The Pareto principle (also known as the 80–20 rule, the law of the vital few, and the principle of factor sparsity) states that, for many events, roughly 80% of the effects come from 20% of the causes.[1][2]

Business-management consultant Joseph M. Juran suggested the principle and named it after Italian economist Vilfredo Pareto, who observed in 1906 that 80% of the land in Italy was owned by 20% of the population; he developed the principle by observing that 20% of the pea pods in his garden contained 80% of the peas.[2]

It is a common rule of thumb in business; e.g., “80% of your sales come from 20% of your clients”. Mathematically, where something is shared among a sufficiently large set of participants, there must be a number k between 50 and 100 such that “k% is taken by (100 − k)% of the participants”. The number k may vary from 50 (in the case of equal distribution, i.e. 100% of the population have equal shares) to nearly 100 (when a tiny number of participants account for almost all of the resource). There is nothing special about the number 80% mathematically, but many real systems have k somewhere around this region of intermediate imbalance in distribution.[3]

The Pareto principle is only tangentially related to Pareto efficiency, which was also introduced by the same economist. Pareto developed both concepts in the context of the distribution of income and wealth among the population.

Consider the results of our ongoing Construction Marketing Ideas blog survey, where (presently) 72 per cent of readers report most of their business is from repeat and referral clients. Not quite 80 per cent, but close enough.

You can adapt this information in three manners.

1. In the first, you can focus your marketing energies in enhancing and expanding your repeat and referral business.  How can you increase customer satisfaction by designing “wow” results — so that your current clients are so enthusiastic that they will never go anywhere else — and be happy to tell their friends about your quality?  This is in some respects relatively easy to do when your business is very small; it is much more challenging to develop internal systems, hire the right employees and so on to scale the qualities going forward.  But if you can, you are on your way to success.  See this posting about the Net Promoter Score for additional insights.
2. In the second, you can look at which of the “non 80/20″ options attracts the most profitable business for you, at the least cost, and expand your efforts here.  This is helpful in two ways.
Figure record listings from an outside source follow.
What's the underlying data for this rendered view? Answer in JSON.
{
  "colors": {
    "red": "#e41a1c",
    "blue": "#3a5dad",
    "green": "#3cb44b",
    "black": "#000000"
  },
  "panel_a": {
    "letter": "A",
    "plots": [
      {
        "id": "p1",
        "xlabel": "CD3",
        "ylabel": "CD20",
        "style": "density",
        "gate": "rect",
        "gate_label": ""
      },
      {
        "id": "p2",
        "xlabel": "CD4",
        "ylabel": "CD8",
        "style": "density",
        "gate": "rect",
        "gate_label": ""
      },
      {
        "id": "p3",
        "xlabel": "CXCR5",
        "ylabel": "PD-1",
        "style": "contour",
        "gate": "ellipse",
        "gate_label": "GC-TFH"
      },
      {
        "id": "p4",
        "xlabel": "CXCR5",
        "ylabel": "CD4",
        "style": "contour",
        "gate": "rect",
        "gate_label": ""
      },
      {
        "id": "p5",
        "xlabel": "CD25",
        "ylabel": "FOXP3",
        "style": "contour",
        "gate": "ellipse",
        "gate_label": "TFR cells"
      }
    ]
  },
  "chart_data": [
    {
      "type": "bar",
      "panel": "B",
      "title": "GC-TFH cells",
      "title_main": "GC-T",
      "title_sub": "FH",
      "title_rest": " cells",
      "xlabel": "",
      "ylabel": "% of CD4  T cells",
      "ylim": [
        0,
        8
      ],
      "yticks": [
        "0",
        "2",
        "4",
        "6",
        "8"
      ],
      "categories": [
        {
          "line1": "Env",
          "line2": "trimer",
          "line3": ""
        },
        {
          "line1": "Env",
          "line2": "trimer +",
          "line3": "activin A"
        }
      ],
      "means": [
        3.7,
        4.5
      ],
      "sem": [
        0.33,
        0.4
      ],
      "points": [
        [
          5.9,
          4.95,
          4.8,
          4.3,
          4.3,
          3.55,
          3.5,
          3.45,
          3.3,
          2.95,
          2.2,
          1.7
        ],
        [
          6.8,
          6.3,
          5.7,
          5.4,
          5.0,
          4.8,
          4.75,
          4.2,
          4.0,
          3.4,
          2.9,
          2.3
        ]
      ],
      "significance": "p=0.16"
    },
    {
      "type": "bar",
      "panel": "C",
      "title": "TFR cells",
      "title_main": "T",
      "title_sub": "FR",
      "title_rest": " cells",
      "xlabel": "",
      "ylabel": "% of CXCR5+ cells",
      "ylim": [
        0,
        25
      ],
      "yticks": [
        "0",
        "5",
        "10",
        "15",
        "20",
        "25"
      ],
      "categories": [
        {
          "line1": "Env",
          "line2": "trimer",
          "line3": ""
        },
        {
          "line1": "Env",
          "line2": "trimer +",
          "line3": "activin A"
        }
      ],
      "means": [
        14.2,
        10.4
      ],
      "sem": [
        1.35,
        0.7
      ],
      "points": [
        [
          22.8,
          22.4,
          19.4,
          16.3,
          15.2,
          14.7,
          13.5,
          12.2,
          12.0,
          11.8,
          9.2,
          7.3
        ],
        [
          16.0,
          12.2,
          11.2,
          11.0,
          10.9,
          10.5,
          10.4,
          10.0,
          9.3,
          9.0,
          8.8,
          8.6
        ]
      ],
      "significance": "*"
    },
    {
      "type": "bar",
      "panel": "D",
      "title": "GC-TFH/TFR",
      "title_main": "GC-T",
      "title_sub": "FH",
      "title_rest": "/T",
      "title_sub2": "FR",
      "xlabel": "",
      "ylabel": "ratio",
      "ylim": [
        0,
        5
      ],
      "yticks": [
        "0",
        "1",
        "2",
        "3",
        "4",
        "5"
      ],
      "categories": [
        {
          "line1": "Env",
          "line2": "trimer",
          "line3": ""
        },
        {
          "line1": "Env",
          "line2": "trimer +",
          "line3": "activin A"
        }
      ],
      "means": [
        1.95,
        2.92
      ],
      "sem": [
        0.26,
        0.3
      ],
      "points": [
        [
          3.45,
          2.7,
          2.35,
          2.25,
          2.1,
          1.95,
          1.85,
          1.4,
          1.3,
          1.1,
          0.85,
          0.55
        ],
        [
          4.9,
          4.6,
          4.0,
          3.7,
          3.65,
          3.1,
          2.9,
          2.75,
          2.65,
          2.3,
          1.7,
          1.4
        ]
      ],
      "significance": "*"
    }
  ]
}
First, you are achieving “first place” outside of others’ norms (thus gaining a special marketing edge) and second, of course, is you are acquiring new leads and customers you would never find through pure repeat and referral marketing.
3. The third possibility, of course, is the holy grail of marketing success.  You develop one or two (or maybe three) great non-repeat and referral lead generation sources, and feed the new clients into your super-powerful repeat and referral generating systems — and you then are able to grow the business exponentially.

If you sense these ideas are easier to express than execute, you are partly right. You actually won’t have to do too much to achieve the initial baseline execution. Just review your business, cut out the 20 per cent of “gunk” that irritates your clients, and add more of the 20 per cent they love — and you’ll probably discover this fast and simple strategy takes you quite a bit closer to your 80/20 success level. Conversely, you can apply this approach to your external marketing, transferring your resources from the 20 per cent worst “duds” to the 20 per cent “wow, this really works” strategy.
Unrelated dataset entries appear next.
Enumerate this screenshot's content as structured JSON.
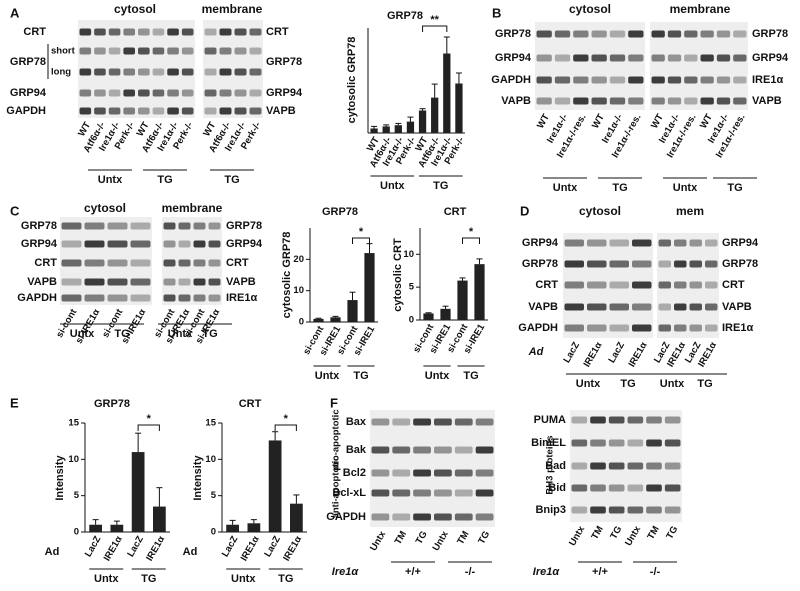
{
  "panels": [
    "A",
    "B",
    "C",
    "D",
    "E",
    "F"
  ],
  "blots": [
    {
      "headers": [
        "cytosol",
        "membrane"
      ],
      "left_labels": [
        "CRT",
        "GRP78",
        "GRP94",
        "GAPDH"
      ],
      "sub_labels": [
        "short",
        "long"
      ],
      "right_labels": [
        "CRT",
        "GRP78",
        "GRP94",
        "VAPB"
      ],
      "lanes": [
        "WT",
        "Atf6α-/-",
        "Ire1α-/-",
        "Perk-/-",
        "WT",
        "Atf6α-/-",
        "Ire1α-/-",
        "Perk-/-",
        "WT",
        "Atf6α-/-",
        "Ire1α-/-",
        "Perk-/-"
      ],
      "groups": [
        "Untx",
        "TG",
        "TG"
      ]
    },
    {
      "headers": [
        "cytosol",
        "membrane"
      ],
      "left_labels": [
        "GRP78",
        "GRP94",
        "GAPDH",
        "VAPB"
      ],
      "right_labels": [
        "GRP78",
        "GRP94",
        "IRE1α",
        "VAPB"
      ],
      "lanes": [
        "WT",
        "Ire1α-/-",
        "Ire1α-/-res.",
        "WT",
        "Ire1α-/-",
        "Ire1α-/-res.",
        "WT",
        "Ire1α-/-",
        "Ire1α-/-res.",
        "WT",
        "Ire1α-/-",
        "Ire1α-/-res."
      ],
      "groups": [
        "Untx",
        "TG",
        "Untx",
        "TG"
      ]
    },
    {
      "headers": [
        "cytosol",
        "membrane"
      ],
      "left_labels": [
        "GRP78",
        "GRP94",
        "CRT",
        "VAPB",
        "GAPDH"
      ],
      "right_labels": [
        "GRP78",
        "GRP94",
        "CRT",
        "VAPB",
        "IRE1α"
      ],
      "lanes": [
        "si-cont",
        "si-IRE1α",
        "si-cont",
        "si-IRE1α",
        "si-cont",
        "si-IRE1α",
        "si-cont",
        "si-IRE1α"
      ],
      "groups": [
        "Untx",
        "TG",
        "Untx",
        "TG"
      ]
    },
    {
      "headers": [
        "cytosol",
        "mem"
      ],
      "left_labels": [
        "GRP94",
        "GRP78",
        "CRT",
        "VAPB",
        "GAPDH"
      ],
      "right_labels": [
        "GRP94",
        "GRP78",
        "CRT",
        "VAPB",
        "IRE1α"
      ],
      "prefix": "Ad",
      "lanes": [
        "LacZ",
        "IRE1α",
        "LacZ",
        "IRE1α",
        "LacZ",
        "IRE1α",
        "LacZ",
        "IRE1α"
      ],
      "groups": [
        "Untx",
        "TG",
        "Untx",
        "TG"
      ]
    },
    {
      "left_labels": [
        "Bax",
        "Bak",
        "Bcl2",
        "Bcl-xL",
        "GAPDH"
      ],
      "side_labels": [
        "pro-apoptotic",
        "anti-apoptotic"
      ],
      "prefix": "Ire1α",
      "lanes": [
        "Untx",
        "TM",
        "TG",
        "Untx",
        "TM",
        "TG"
      ],
      "groups": [
        "+/+",
        "-/-"
      ]
    },
    {
      "left_labels": [
        "PUMA",
        "BimEL",
        "Bad",
        "Bid",
        "Bnip3"
      ],
      "side_labels": [
        "BH3 proteins"
      ],
      "prefix": "Ire1α",
      "lanes": [
        "Untx",
        "TM",
        "TG",
        "Untx",
        "TM",
        "TG"
      ],
      "groups": [
        "+/+",
        "-/-"
      ]
    }
  ],
  "chart_data": [
    {
      "type": "bar",
      "title": "GRP78",
      "ylabel": "cytosolic GRP78",
      "categories": [
        "WT",
        "Atf6α-/-",
        "Ire1α-/-",
        "Perk-/-",
        "WT",
        "Atf6α-/-",
        "Ire1α-/-",
        "Perk-/-"
      ],
      "groups": [
        "Untx",
        "TG"
      ],
      "values": [
        1.5,
        2.2,
        2.6,
        3.8,
        7.5,
        11.8,
        26.5,
        16.5
      ],
      "errors": [
        0.7,
        0.5,
        0.6,
        1.5,
        0.6,
        4.5,
        5.5,
        3.5
      ],
      "ylim": [
        0,
        35
      ],
      "annotation": "**",
      "color": "#222222"
    },
    {
      "type": "bar",
      "title": "GRP78",
      "ylabel": "cytosolic GRP78",
      "categories": [
        "si-cont",
        "si-IRE1",
        "si-cont",
        "si-IRE1"
      ],
      "groups": [
        "Untx",
        "TG"
      ],
      "values": [
        1,
        1.5,
        7,
        22
      ],
      "errors": [
        0.2,
        0.3,
        2.5,
        3
      ],
      "ylim": [
        0,
        30
      ],
      "yticks": [
        0,
        10,
        20
      ],
      "annotation": "*",
      "color": "#222222"
    },
    {
      "type": "bar",
      "title": "CRT",
      "ylabel": "cytosolic CRT",
      "categories": [
        "si-cont",
        "si-IRE1",
        "si-cont",
        "si-IRE1"
      ],
      "groups": [
        "Untx",
        "TG"
      ],
      "values": [
        1,
        1.7,
        6,
        8.5
      ],
      "errors": [
        0.1,
        0.4,
        0.4,
        0.8
      ],
      "ylim": [
        0,
        14
      ],
      "yticks": [
        0,
        5,
        10
      ],
      "annotation": "*",
      "color": "#222222"
    },
    {
      "type": "bar",
      "title": "GRP78",
      "ylabel": "Intensity",
      "prefix": "Ad",
      "categories": [
        "LacZ",
        "IRE1α",
        "LacZ",
        "IRE1α"
      ],
      "groups": [
        "Untx",
        "TG"
      ],
      "values": [
        1,
        1,
        11,
        3.5
      ],
      "errors": [
        0.7,
        0.5,
        2.6,
        2.6
      ],
      "ylim": [
        0,
        15
      ],
      "yticks": [
        0,
        5,
        10,
        15
      ],
      "annotation": "*",
      "color": "#222222"
    },
    {
      "type": "bar",
      "title": "CRT",
      "ylabel": "Intensity",
      "prefix": "Ad",
      "categories": [
        "LacZ",
        "IRE1α",
        "LacZ",
        "IRE1α"
      ],
      "groups": [
        "Untx",
        "TG"
      ],
      "values": [
        1,
        1.2,
        12.6,
        3.9
      ],
      "errors": [
        0.6,
        0.5,
        1.2,
        1.2
      ],
      "ylim": [
        0,
        15
      ],
      "yticks": [
        0,
        5,
        10,
        15
      ],
      "annotation": "*",
      "color": "#222222"
    }
  ]
}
The problem occurs once you’ve captured the low-hanging fruit, especially since your success may create new problems. So, your business grows, but you don’t have the capital or qualified staff to maintain service levels. As you add employees, per-employee efficiency declines (until you get to about 10 to 12, where it can stabilize). You need to build training and hiring systems, and little things suddenly become much more important . . . and then, in putting out the little fires, you discover new bigger ones burning.

Achh. Simple answers are never that simple, eh. However, you can go back to the 80/20 rule and test whether you are on the right track, and then address the issues with a fresh perspective.